Details
Diff Detail
- Repository
- R1 dagster
- Branch
- rl/test-speedup (branched from master)
- Lint
No Lint Coverage - Unit
No Test Coverage
Event Timeline
@max has tried this before, and we had to revert it due to increased flakiness. It does seem to have worked here though, so maybe unrelated fixes have fixed the flakiness?
let's kick off some more runs just to see how this holds up against flakiness. was honestly expecting more of an performance gain - current tests are running at around 20-23m and this went to 19m. not a bad win, but will probably need to apply this to all tox.ini files
probably need to apply this to all tox.ini files
the long poll of the build suite is core_tests which depends on the step to build the test image. I am not sure why core depends on the test image build where most of the other tests do not.
https://buildkite.com/dagster/dagster-diffs/builds/18738/waterfall
https://buildkite.com/dagster/dagster-diffs/builds/18738/dag
This diff would get us ~15% speed up for low effort assuming its stable, though it looks like we caught 1 failure 6 runs.
To get the total test suite time down, I think getting the subset of core_tests that need the test image in to their own test suite could go a long way
yeah I think the failure in https://buildkite.com/dagster/dagster-diffs/builds/18742#6bddd65b-2c1f-4201-9776-5675ec89abf6 is representative of last time we tried this unfortunately. It kind of makes sense that tests that involve processes and interrupts would interfere with each other sometimes when running in different threads in the same process.
I think one thing we could do is take tests that depend on spinning up subprocesses or threads and move those into integration_tests, and be more aggro about what we run on every diff as fast unit tests (trading off completeness for test speed basically). Most of dagster-graphql should probably be considered an integration test, for example, and the tests in that failure that spin up actual gRPC subprocesses probably should be considered integration tests. That's a much bigger overhaul though. A lot of those tests probably overlap with the top slowest tests in alex's other diff thuogh.

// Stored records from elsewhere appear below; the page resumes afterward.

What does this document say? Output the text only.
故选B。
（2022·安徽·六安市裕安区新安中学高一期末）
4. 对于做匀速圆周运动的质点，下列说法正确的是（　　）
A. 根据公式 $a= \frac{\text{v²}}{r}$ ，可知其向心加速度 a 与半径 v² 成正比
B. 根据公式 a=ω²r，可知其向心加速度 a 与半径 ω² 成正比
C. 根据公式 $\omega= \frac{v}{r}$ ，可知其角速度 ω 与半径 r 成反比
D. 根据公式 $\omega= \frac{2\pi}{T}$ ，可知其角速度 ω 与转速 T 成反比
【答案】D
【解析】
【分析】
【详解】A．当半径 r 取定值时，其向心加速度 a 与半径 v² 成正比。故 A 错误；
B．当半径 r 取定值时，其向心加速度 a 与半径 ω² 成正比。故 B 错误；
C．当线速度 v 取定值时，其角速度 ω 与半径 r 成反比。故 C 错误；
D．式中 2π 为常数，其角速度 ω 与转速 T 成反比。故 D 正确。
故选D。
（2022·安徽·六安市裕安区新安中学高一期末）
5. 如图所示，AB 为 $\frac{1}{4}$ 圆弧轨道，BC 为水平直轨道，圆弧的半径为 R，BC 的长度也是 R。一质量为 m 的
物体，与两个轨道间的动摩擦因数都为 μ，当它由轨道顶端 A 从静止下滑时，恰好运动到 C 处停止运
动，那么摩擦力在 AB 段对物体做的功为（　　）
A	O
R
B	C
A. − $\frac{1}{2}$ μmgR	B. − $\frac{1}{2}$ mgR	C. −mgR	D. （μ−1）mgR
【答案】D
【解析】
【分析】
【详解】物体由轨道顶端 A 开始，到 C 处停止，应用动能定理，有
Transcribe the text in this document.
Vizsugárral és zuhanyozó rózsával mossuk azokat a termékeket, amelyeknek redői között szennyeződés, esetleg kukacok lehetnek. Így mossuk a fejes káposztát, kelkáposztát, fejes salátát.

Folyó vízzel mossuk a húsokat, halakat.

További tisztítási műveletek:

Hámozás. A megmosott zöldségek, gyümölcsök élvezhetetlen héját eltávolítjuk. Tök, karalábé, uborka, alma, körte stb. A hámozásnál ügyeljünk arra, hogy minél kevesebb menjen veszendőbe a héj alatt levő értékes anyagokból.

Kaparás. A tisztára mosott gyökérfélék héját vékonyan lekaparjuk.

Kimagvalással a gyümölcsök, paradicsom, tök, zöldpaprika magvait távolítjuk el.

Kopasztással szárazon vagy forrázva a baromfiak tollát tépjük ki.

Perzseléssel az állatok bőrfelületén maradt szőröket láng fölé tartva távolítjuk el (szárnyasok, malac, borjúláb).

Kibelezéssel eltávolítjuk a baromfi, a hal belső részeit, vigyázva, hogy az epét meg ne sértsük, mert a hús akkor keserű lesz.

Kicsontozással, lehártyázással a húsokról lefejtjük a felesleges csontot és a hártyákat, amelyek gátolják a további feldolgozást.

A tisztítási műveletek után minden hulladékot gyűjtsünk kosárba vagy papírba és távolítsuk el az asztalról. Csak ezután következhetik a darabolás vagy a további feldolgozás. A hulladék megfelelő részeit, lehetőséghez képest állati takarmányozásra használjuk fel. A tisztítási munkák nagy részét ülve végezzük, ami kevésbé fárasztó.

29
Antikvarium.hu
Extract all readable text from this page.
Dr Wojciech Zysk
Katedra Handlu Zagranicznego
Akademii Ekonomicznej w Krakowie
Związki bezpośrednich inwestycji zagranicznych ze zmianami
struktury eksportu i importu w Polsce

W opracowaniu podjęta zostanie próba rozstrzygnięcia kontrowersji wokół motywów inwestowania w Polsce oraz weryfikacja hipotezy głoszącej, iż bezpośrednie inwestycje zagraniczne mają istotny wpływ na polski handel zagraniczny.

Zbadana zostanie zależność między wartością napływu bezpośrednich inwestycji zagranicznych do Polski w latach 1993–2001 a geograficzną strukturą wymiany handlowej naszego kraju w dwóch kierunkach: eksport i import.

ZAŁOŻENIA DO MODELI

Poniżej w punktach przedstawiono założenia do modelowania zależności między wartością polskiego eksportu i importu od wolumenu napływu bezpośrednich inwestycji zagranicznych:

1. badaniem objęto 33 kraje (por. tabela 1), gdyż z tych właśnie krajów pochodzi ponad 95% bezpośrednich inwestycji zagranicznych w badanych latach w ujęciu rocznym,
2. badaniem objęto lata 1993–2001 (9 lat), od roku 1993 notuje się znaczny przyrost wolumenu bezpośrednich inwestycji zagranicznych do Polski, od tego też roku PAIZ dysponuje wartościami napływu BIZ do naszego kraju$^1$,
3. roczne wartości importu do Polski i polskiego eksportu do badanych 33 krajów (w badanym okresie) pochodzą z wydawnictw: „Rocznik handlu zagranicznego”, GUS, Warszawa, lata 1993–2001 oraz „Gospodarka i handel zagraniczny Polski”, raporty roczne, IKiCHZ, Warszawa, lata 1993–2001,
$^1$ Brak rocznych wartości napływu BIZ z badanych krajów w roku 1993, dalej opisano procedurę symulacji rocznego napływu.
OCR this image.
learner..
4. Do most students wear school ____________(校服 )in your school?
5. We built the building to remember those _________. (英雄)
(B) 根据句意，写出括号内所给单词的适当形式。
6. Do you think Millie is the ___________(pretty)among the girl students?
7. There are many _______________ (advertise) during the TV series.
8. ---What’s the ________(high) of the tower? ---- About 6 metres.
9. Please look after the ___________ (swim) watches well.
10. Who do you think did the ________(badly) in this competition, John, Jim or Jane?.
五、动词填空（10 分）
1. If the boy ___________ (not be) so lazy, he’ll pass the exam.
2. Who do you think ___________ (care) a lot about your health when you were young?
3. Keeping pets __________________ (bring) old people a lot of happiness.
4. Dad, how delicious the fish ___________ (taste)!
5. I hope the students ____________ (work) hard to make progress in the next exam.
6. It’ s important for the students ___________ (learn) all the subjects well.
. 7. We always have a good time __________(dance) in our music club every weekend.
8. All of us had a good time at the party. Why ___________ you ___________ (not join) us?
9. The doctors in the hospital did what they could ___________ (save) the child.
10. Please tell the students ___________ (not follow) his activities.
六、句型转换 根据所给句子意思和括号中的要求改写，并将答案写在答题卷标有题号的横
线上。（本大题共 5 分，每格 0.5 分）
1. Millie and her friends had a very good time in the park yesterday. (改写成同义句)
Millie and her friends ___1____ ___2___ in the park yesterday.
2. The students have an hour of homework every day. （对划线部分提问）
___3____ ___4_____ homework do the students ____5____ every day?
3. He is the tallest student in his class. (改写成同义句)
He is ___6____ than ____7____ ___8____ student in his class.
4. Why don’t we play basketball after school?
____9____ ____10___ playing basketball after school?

This definitely looks cleaner than the last time I tried it. I'd want to see ~100 test runs succeed before approving this. The failure above might be due to a conflict with the GRPC generation test, test_compiled_protobuf, which could definitely be isolated but is definitely not isolated at present. As you've discovered, the big wins in test time will come from more intelligent use of fixtures and from writing more true unit tests, not from multiprocessing.